C’est un euphémisme de dire que, parfois, les séparations entre entreprises et dirigeants peuvent s’avérer complexes à gérer. Si, fort heureusement, quelques-unes se passent bien, elles sont loin d’être majoritaires. En revanche, celles qui aboutissent à un accord indemnitaire, à court ou moyen terme, constituent la règle.
La décision commentée montre encore que, dans certains cas, un contentieux judiciaire entre entreprise et dirigeant peut se poursuivre pendant près de dix ans.
Une rupture conflictuelle
Après l’avoir révoqué au mois de mai 2005, une société a assigné son ancien Directeur Général devant le Tribunal de Commerce pour obtenir (entre autres choses) le remboursement d’un peu plus de 11.000 € de dépenses non justifiées engagées avec la carte bancaire mise à sa disposition par l’entreprise.
Le dirigeant s’est défendu en exposant que la société ne prouvait pas le caractère excessif ou non professionnel des dépenses engagées.
Evoquant la règle de droit selon laquelle celui qui réclame l’exécution d’une obligation doit la prouver (article 1315 du code civil), l’ancien Directeur Général soutenait avoir remis les justificatifs des dépenses à la société avant de quitter ses fonctions et indiquait que c’était à la société de prouver qu’il s’était servi de la carte de la société de manière fautive c’est-à-dire, soit de manière professionnelle mais excessive, soit à des fins personnelles. Il ajoutait que le défaut de production des facturettes et l’absence d’explications de sa part ne caractérisaient pas le caractère irrégulier des dépenses engagées ni en quoi, compte tenu de ses fonctions et de ses besoins, des dépenses de l’ordre de 11.000 € sur une période de neuf mois auraient été excessives.
La cour d’appel rejette la demande de la société.
Le 26 octobre 2011 (alors que la procédure dure déjà depuis 6 ans), la Cour d’appel de Toulouse a fait droit à l’argumentaire du dirigeant et rejeté la demande de la société en retenant que c’était à elle d’établir le caractère irrégulier des dépenses, c’est-à-dire de prouver que l’ancien Directeur Général s’était servi de la carte mise à sa disposition de façon fautive.

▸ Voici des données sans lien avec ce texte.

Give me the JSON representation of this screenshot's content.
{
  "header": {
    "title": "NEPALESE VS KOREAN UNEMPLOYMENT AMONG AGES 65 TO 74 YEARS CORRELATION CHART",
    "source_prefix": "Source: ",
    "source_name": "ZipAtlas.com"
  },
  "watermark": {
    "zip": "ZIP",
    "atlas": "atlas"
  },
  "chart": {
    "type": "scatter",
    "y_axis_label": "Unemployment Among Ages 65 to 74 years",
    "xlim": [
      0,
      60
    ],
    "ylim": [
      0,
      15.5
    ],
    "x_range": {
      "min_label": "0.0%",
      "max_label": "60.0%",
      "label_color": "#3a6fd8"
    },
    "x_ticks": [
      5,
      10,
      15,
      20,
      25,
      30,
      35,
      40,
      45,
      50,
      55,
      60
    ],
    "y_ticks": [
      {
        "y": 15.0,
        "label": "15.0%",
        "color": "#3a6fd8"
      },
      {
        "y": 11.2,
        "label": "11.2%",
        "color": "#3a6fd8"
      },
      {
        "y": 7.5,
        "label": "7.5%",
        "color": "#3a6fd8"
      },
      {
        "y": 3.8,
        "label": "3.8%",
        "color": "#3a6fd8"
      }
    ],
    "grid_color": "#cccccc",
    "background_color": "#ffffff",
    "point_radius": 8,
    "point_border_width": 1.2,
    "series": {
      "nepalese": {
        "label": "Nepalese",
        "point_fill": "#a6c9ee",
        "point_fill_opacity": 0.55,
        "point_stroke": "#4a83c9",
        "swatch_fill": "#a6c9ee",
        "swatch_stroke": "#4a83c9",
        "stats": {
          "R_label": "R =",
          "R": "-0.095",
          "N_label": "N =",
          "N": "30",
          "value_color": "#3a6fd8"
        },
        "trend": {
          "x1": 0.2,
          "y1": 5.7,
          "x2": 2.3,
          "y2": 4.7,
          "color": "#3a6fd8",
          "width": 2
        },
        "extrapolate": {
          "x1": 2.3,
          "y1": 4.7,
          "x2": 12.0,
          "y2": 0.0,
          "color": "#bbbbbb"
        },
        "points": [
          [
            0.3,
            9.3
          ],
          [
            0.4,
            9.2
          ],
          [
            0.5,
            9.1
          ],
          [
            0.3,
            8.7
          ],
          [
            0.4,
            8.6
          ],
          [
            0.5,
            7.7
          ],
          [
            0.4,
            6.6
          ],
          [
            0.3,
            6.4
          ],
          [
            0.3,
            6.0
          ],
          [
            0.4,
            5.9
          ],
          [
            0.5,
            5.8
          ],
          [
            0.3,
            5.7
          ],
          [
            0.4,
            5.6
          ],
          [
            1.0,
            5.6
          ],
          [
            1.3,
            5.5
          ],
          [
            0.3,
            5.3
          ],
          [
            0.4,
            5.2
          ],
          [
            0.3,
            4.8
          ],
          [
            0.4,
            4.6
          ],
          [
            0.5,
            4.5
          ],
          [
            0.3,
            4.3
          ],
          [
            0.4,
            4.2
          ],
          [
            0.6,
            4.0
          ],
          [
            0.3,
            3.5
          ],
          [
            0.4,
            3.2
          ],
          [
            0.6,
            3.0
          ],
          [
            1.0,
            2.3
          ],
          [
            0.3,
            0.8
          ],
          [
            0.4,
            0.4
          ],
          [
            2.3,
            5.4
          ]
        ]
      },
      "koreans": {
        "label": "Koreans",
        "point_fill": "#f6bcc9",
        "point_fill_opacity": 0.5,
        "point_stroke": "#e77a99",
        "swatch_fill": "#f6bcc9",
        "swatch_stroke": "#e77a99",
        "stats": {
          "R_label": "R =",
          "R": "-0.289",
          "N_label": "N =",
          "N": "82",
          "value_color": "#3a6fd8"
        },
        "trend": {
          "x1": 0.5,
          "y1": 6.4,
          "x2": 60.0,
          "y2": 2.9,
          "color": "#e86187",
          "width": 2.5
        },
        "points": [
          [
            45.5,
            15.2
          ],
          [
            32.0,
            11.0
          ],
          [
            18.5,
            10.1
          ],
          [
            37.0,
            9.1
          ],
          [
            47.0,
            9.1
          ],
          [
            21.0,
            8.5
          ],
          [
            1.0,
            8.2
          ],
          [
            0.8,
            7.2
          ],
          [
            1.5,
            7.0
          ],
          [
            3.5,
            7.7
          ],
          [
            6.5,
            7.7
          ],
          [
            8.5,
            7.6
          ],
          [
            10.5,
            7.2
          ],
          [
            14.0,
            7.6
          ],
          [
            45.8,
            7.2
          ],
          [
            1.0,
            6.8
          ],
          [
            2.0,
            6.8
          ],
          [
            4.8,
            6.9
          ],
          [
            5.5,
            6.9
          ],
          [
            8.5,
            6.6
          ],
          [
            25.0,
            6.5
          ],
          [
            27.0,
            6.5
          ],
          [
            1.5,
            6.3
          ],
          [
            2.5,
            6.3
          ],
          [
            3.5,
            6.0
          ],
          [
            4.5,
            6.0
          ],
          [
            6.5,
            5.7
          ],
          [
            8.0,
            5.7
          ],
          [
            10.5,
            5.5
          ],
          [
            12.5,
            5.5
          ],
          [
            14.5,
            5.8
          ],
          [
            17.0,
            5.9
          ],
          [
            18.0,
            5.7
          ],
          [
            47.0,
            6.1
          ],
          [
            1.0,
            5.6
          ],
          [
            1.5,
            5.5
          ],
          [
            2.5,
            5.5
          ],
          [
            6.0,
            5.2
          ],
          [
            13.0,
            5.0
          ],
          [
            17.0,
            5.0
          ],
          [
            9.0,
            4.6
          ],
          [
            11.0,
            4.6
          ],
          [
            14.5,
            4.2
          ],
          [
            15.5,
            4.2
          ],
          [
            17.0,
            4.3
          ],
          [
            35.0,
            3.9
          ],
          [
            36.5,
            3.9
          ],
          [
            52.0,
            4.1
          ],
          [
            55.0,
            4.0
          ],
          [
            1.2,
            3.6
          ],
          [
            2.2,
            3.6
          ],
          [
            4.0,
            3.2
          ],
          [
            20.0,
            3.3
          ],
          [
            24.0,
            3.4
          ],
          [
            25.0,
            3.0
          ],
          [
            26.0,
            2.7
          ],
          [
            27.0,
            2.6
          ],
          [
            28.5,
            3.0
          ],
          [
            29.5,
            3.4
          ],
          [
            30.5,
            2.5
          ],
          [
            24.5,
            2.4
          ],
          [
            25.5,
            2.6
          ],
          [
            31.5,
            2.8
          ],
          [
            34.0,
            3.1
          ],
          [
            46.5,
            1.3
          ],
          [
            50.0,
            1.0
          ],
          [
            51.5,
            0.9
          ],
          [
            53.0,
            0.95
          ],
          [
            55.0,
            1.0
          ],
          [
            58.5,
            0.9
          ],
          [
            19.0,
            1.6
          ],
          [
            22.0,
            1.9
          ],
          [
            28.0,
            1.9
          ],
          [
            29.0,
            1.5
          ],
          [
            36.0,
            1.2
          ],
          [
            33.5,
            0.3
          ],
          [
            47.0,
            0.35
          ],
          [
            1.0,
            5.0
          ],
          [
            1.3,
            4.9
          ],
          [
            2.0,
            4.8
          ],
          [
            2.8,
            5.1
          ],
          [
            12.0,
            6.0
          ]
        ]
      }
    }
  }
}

La Cour d’appel a également jugé que le défaut de production des facturettes et l’absence d’explications de la part de l’ancien Directeur Général n’établissaient pas le caractère irrégulier des dépenses dont le remboursement était demandé.
Ce n’est cependant pas la fin de la procédure.
L’ancien dirigeant a dû penser qu’il avait gagné, mais la société s’est pourvue en cassation et la Chambre commerciale de la haute juridiction lui a donné raison en retenant que c’est au dirigeant social de rendre compte de sa gestion en justifiant les dépenses engagées par lui au moyen de fonds sociaux.
En conséquence, la Cour de cassation casse l’arrêt de la cour d’appel de Toulouse au motif que la cour d’appel avait inversé la charge de la preuve, en violation des dispositions de l’article 1315 du code civil.
A ce jour, huit années se sont écoulées, on ignore à quelle date la Cour de renvoi statuera à nouveau.
Quels enseignements tirer de cette décision ?
Compte tenu des délais dans lesquels les affaires sont actuellement jugées, lorsqu’elles vont en appel, il s’écoule entre quatre et six ans entre la rupture du mandat social et l’obtention d’une décision de justice. Il faut compter près de dix ans lorsque, comme en l’espèce, intervient un arrêt de cassation. Il vaut donc mieux s’éviter de risquer un procès susceptible de s’éterniser soit en faisant procéder à un contrôle de ses dépenses au fil de l’eau pendant l’exécution du mandat ou, au plus tard, juste avant le départ de l’entreprise.
Lorsque les conditions de la relation ne permettent pas de prendre ces précautions avant la rupture de la relation, la jurisprudence retenant que c’est aux dirigeants de justifier des dépenses engagées, nous ne pouvons que leur conseiller de copier l’intégralité du disque dur de leur ordinateur professionnel et de prendre copie de tous les documents probants susceptibles de leur être demandés, lorsqu’ils quittent une entreprise.
Sur un autre registre, on peut se demander, si un quitus aurait-il permis d’éviter l’action de la société ?
La réponse est négative. En effet, si le quitus donné à un dirigeant peut être utile en cas de contestation du motif de révocation (pour autant qu’un juste motif soit nécessaire), on sait qu’il ne peut faire obstacle ni à une action sociale (préjudice subi par la société) ni à une action individuelle (préjudice subi par un associé) en responsabilité.
Dans l’affaire commentée un quitus n’aurait donc pas permis au dirigeant de se soustraire à l’action engagée par la société à son encontre.